TdA and MS13 gang members also pose similar threats, engaging in “campaigns of violence and terror in the United States and internationally are extraordinarily violent, vicious, and similarly threaten the stability of the international order in the Western Hemisphere,” presenting “an unusual and extraordinary threat to the national security, foreign policy, and economy of the United States.”

In response, Trump said, “I hereby declare a national emergency, under IEEPA, to deal with those threats.

“It is the policy of the United States to ensure the total elimination of these organizations’ presence in the United States and their ability to threaten the territory, safety, and security of the United States through their extraterritorial command-and-control structures” to protect Americans and the territorial integrity of the U.S.

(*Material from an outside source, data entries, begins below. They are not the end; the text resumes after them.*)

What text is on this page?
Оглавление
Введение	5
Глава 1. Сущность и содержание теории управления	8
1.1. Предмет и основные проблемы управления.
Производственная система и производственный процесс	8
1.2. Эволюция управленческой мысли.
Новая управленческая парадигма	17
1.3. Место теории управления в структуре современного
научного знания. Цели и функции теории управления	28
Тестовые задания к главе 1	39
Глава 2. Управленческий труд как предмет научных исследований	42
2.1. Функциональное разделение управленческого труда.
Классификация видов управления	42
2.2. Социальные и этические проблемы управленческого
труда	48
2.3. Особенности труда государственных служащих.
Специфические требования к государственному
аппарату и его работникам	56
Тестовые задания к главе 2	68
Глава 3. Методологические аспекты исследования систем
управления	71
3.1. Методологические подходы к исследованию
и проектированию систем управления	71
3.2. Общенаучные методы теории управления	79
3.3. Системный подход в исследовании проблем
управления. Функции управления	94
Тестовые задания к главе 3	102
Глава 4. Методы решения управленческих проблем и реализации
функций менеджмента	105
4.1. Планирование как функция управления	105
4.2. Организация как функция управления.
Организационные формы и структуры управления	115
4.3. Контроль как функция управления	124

He directed the secretary of State, secretary of the Treasury, attorney general, secretary of Homeland Security, and director of National Intelligence to take all appropriate action to implement his order.

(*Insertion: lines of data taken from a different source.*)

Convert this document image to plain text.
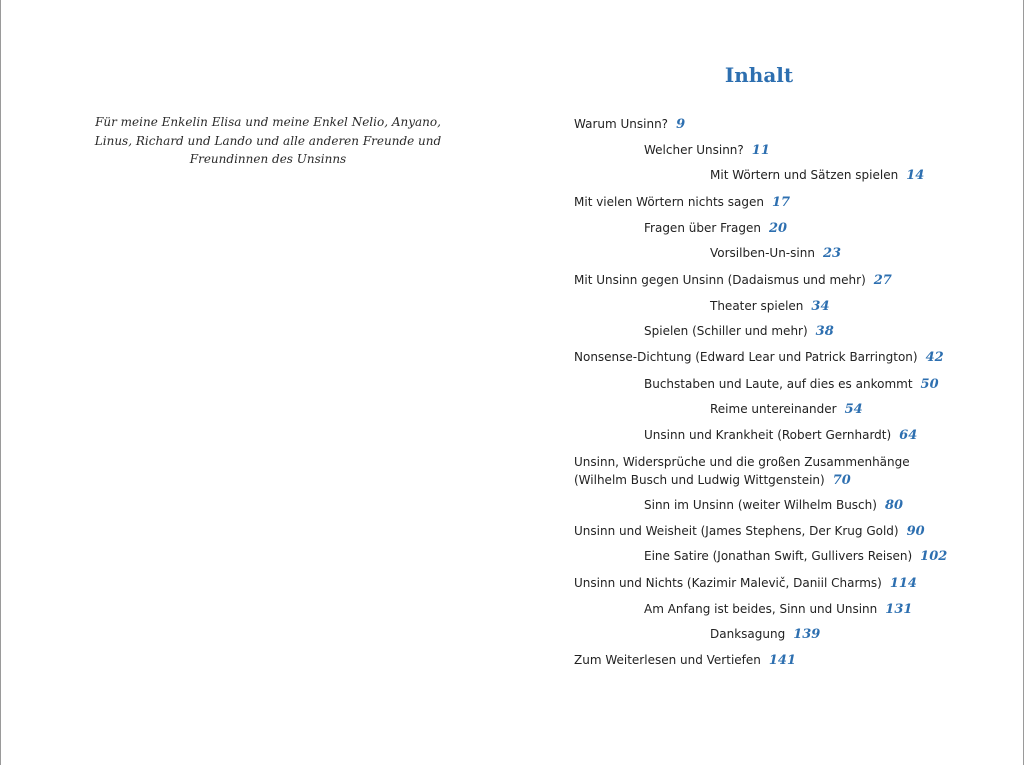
Für meine Enkelin Elisa und meine Enkel Nelio, Anyano,
Linus, Richard und Lando und alle anderen Freunde und
Freundinnen des Unsinns
Inhalt
Warum Unsinn? 9
Welcher Unsinn? 11
Mit Wörtern und Sätzen spielen 14
Mit vielen Wörtern nichts sagen 17
Fragen über Fragen 20
Vorsilben-Un-sinn 23
Mit Unsinn gegen Unsinn (Dadaismus und mehr) 27
Theater spielen 34
Spielen (Schiller und mehr) 38
Nonsense-Dichtung (Edward Lear und Patrick Barrington) 42
Buchstaben und Laute, auf dies es ankommt 50
Reime untereinander 54
Unsinn und Krankheit (Robert Gernhardt) 64
Unsinn, Widersprüche und die großen Zusammenhänge
(Wilhelm Busch und Ludwig Wittgenstein) 70
Sinn im Unsinn (weiter Wilhelm Busch) 80
Unsinn und Weisheit (James Stephens, Der Krug Gold) 90
Eine Satire (Jonathan Swift, Gullivers Reisen) 102
Unsinn und Nichts (Kazimir Malevič, Daniil Charms) 114
Am Anfang ist beides, Sinn und Unsinn 131
Danksagung 139
Zum Weiterlesen und Vertiefen 141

He also instructed them to “make operational preparations regarding the implementation of any decision I make to invoke the Alien Enemies Act … in relation to the existence of any qualifying invasion or predatory incursion against the territory of the United States by a qualifying actor, and to prepare such facilities as necessary to expedite the removal of those who may be designated under this order.”

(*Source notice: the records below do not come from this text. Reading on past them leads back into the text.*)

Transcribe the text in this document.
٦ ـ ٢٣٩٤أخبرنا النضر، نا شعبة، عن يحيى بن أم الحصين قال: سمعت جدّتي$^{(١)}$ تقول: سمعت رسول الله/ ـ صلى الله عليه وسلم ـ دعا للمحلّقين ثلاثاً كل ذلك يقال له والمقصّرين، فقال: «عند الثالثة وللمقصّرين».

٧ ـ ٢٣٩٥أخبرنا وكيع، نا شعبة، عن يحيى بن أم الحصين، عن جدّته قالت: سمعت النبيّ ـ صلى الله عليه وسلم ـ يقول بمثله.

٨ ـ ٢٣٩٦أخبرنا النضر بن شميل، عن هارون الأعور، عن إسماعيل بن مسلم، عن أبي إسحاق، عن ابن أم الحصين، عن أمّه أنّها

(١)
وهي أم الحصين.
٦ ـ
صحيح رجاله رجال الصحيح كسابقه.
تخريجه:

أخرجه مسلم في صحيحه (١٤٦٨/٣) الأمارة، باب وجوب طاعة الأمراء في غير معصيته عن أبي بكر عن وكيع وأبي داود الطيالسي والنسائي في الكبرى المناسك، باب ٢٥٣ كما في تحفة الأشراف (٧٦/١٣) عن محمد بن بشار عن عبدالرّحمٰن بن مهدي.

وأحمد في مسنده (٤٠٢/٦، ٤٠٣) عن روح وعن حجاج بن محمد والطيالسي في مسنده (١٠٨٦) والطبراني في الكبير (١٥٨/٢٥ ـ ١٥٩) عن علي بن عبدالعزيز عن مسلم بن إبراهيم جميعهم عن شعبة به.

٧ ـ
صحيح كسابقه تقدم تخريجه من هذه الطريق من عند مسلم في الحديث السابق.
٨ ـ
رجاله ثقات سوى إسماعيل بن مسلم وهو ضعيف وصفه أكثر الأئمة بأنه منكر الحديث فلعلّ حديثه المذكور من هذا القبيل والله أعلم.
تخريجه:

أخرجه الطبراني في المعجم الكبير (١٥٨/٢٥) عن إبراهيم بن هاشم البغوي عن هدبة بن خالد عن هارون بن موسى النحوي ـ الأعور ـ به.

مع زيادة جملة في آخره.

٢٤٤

Trump’s order comes after Texas Gov. Greg Abbott and 21 Republican attorneys general for years called on the Biden administration to do so.

In September 2022, Abbott designated Mexican cartels as FTOs, issuing an executive order designating the Sinaloa Cartel, the Jalisco New Generation Cartel as foreign terrorist organizations,” The Center Square reported. He twice asked former President Joe Biden to do so and received no response.

Roughly one year ago, a coalition of 21 Republican attorneys general led by Virginia AG Jason Miyares also made the same request, argued an FTO designation was imperative because cartels are “assassinating rivals and government officials, ambushing, and killing Americans at the border, and engaging in an armed insurgency against the Mexican government,” The Center Square reported. “This dangerous terrorist activity occurring at our border will not abate unless we escalate our response.”

They also received no response – until Jan. 20, 2025.

The Center Square first reported on cartels using asymmetrical and nontraditional warfare targeting Americans as a reason for Texas to declare an invasion in 2022. No official state declaration was issued and the Texas AG’s office refused to issue a legal opinion on the matter despite numerous requests to do so. South Dakota Gov. Kristi Noem was the only one to declare an invasion before a state legislature and 55 Texas counties declared an invasion, The Center Square exclusively reported.

On Trump’s first day in office, he declared an invasion at the southern border, the first president in modern history to do so.